Is Godard's Contempt really "the greatest work of art produced in post-war Europe"? I don't know about all that, but I watched it for the first time tonight, and I can assure you that it doesn't suck.
Here's a capsule summary from Phillip Lopate's take for the Criterion Collection, which strikes me as a worthy start, if not an exhaustion of the film's possibilities.
Contempt is an ironic retelling of Homer’s Odyssey. At one point Camille wryly summarizes the Greek epic as “the story of that guy who’s always traveling.” But Paul’s restlessness is internal, making him ill at ease everywhere. In modern life, implies Godard, there is no homecoming, we remain chronically homeless, in barely furnished apartments where the red drapes never arrive. Paul’s Odysseus and Camille’s Penelope keep advancing toward and retreating from each other: never arriving at port.
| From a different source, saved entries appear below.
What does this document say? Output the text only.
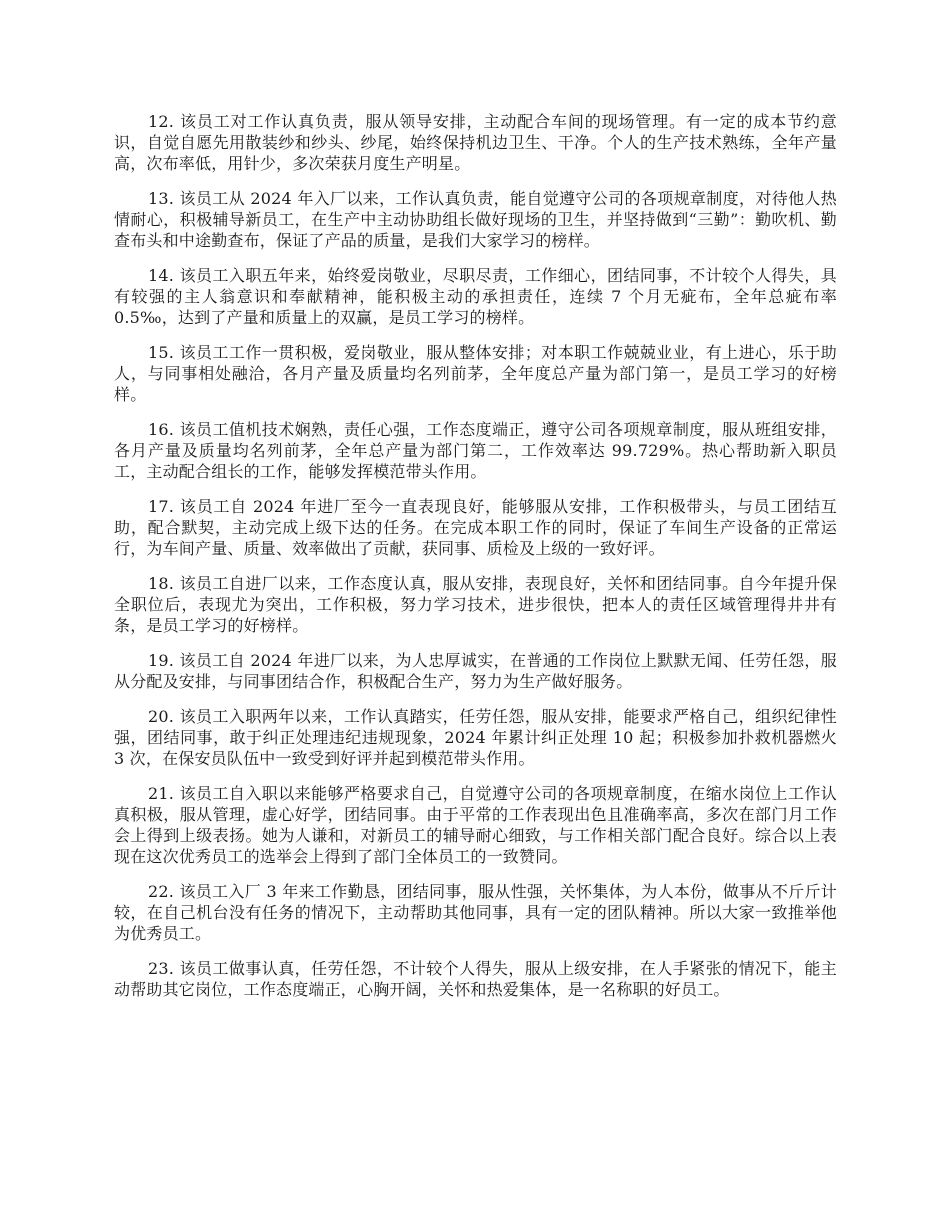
12. 该员工对工作认真负责，服从领导安排，主动配合车间的现场管理。有一定的成本节约意识，自觉自愿先用散装纱和纱头、纱尾，始终保持机边卫生、干净。个人的生产技术熟练，全年产量高，次布率低，用针少，多次荣获月度生产明星。

13. 该员工从 2024 年入厂以来，工作认真负责，能自觉遵守公司的各项规章制度，对待他人热情耐心，积极辅导新员工，在生产中主动协助组长做好现场的卫生，并坚持做到“三勤”：勤吹机、勤查布头和中途勤查布，保证了产品的质量，是我们大家学习的榜样。

14. 该员工入职五年来，始终爱岗敬业，尽职尽责，工作细心，团结同事，不计较个人得失，具有较强的主人翁意识和奉献精神，能积极主动的承担责任，连续 7 个月无疵布，全年总疵布率 0.5‰，达到了产量和质量上的双赢，是员工学习的榜样。

15. 该员工工作一贯积极，爱岗敬业，服从整体安排；对本职工作兢兢业业，有上进心，乐于助人，与同事相处融洽，各月产量及质量均名列前茅，全年度总产量为部门第一，是员工学习的好榜样。

16. 该员工值机技术娴熟，责任心强，工作态度端正，遵守公司各项规章制度，服从班组安排，各月产量及质量均名列前茅，全年总产量为部门第二，工作效率达 99.729%。热心帮助新入职员工，主动配合组长的工作，能够发挥模范带头作用。

17. 该员工自 2024 年进厂至今一直表现良好，能够服从安排，工作积极带头，与员工团结互助，配合默契，主动完成上级下达的任务。在完成本职工作的同时，保证了车间生产设备的正常运行，为车间产量、质量、效率做出了贡献，获同事、质检及上级的一致好评。

18. 该员工自进厂以来，工作态度认真，服从安排，表现良好，关怀和团结同事。自今年提升保全职位后，表现尤为突出，工作积极，努力学习技术，进步很快，把本人的责任区域管理得井井有条，是员工学习的好榜样。

19. 该员工自 2024 年进厂以来，为人忠厚诚实，在普通的工作岗位上默默无闻、任劳任怨，服从分配及安排，与同事团结合作，积极配合生产，努力为生产做好服务。

20. 该员工入职两年以来，工作认真踏实，任劳任怨，服从安排，能要求严格自己，组织纪律性强，团结同事，敢于纠正处理违纪违规现象，2024 年累计纠正处理 10 起；积极参加扑救机器燃火 3 次，在保安员队伍中一致受到好评并起到模范带头作用。

21. 该员工自入职以来能够严格要求自己，自觉遵守公司的各项规章制度，在缩水岗位上工作认真积极，服从管理，虚心好学，团结同事。由于平常的工作表现出色且准确率高，多次在部门月工作会上得到上级表扬。她为人谦和，对新员工的辅导耐心细致，与工作相关部门配合良好。综合以上表现在这次优秀员工的选举会上得到了部门全体员工的一致赞同。

22. 该员工入厂 3 年来工作勤恳，团结同事，服从性强，关怀集体，为人本份，做事从不斤斤计较，在自己机台没有任务的情况下，主动帮助其他同事，具有一定的团队精神。所以大家一致推举他为优秀员工。

23. 该员工做事认真，任劳任怨，不计较个人得失，服从上级安排，在人手紧张的情况下，能主动帮助其它岗位，工作态度端正，心胸开阔，关怀和热爱集体，是一名称职的好员工。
But the film also resembles another Greek tale, Oedipus Rex. Paul is infantilely enraged at the threatened removal of the nurturing breast, and jealous of a more powerful male figure who must be battled for the woman’s love. The way he keeps pressing to uncover a truth he would be better off leaving alone is Oedipal, too. His insistent demand to know why Camille has stopped loving him (even after she denies this is the case) helps solidify a tentative role-playing on her part into an objective reality (“You’re right, I no longer love you”). Anxious for reassurance, he will nevertheless only accept negative testimony which corroborates his fears, because only the nightmare has the brutal air of truth, and only touching bottom feels real.